High school students in the United States who don’t get a good night’s sleep are more inclined to engage in risky behaviors than those who receive sufficient sleep, according to a new report released by the U.S. Centers for Disease Control and Prevention.
The CDC analyzed data from the National Youth Risk Behavior Surveys of more than 50,000 students in grades 9 through 12 and those who found that slept seven hours or fewer on school nights were more likely to participate in five dangerous activities compared with students who sleep nine hours. According to the report, 86.1% of all students surveyed don’t use bicycle helmets frequently, 30.3% text while driving, 26% recently rode in a car with a driver who had been drinking, 8.9% drove after drinking and 8.7% don’t use seatbelts frequently.

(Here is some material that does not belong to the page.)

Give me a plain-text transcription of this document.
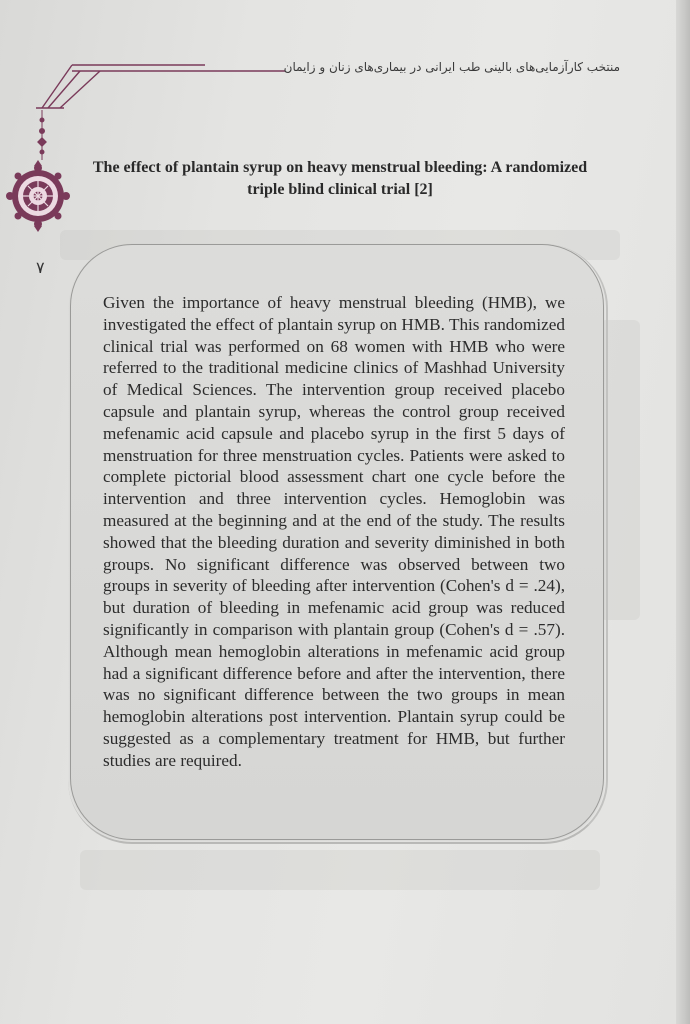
منتخب کارآزمایی‌های بالینی طب ایرانی در بیماری‌های زنان و زایمان
۷
The effect of plantain syrup on heavy menstrual bleeding: A randomized triple blind clinical trial [2]
Given the importance of heavy menstrual bleeding (HMB), we investigated the effect of plantain syrup on HMB. This randomized clinical trial was performed on 68 women with HMB who were referred to the traditional medicine clinics of Mashhad University of Medical Sciences. The intervention group received placebo capsule and plantain syrup, whereas the control group received mefenamic acid capsule and placebo syrup in the first 5 days of menstruation for three menstruation cycles. Patients were asked to complete pictorial blood assessment chart one cycle before the intervention and three intervention cycles. Hemoglobin was measured at the beginning and at the end of the study. The results showed that the bleeding duration and severity diminished in both groups. No significant difference was observed between two groups in severity of bleeding after intervention (Cohen's d = .24), but duration of bleeding in mefenamic acid group was reduced significantly in comparison with plantain group (Cohen's d = .57). Although mean hemoglobin alterations in mefenamic acid group had a significant difference before and after the intervention, there was no significant difference between the two groups in mean hemoglobin alterations post intervention. Plantain syrup could be suggested as a complementary treatment for HMB, but further studies are required.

“Although insufficient sleep contributes to injury risk directly by slowing reaction time, impairing ability to pay attention or causing a driver to fall asleep, this study provides evidence that some of the increased risk associated with insufficient sleep might be caused by engaging in injury-related risk behaviors,” authors of the report said.
Researchers also found that about 69% of teens sleep seven hours or fewer. Females are more sleep deprived than males (71% than 66%), seniors are more likely to skimp on sleep than first-year students (77% than 60%) and Asian teens are the most sleep-deprived demographic (76%).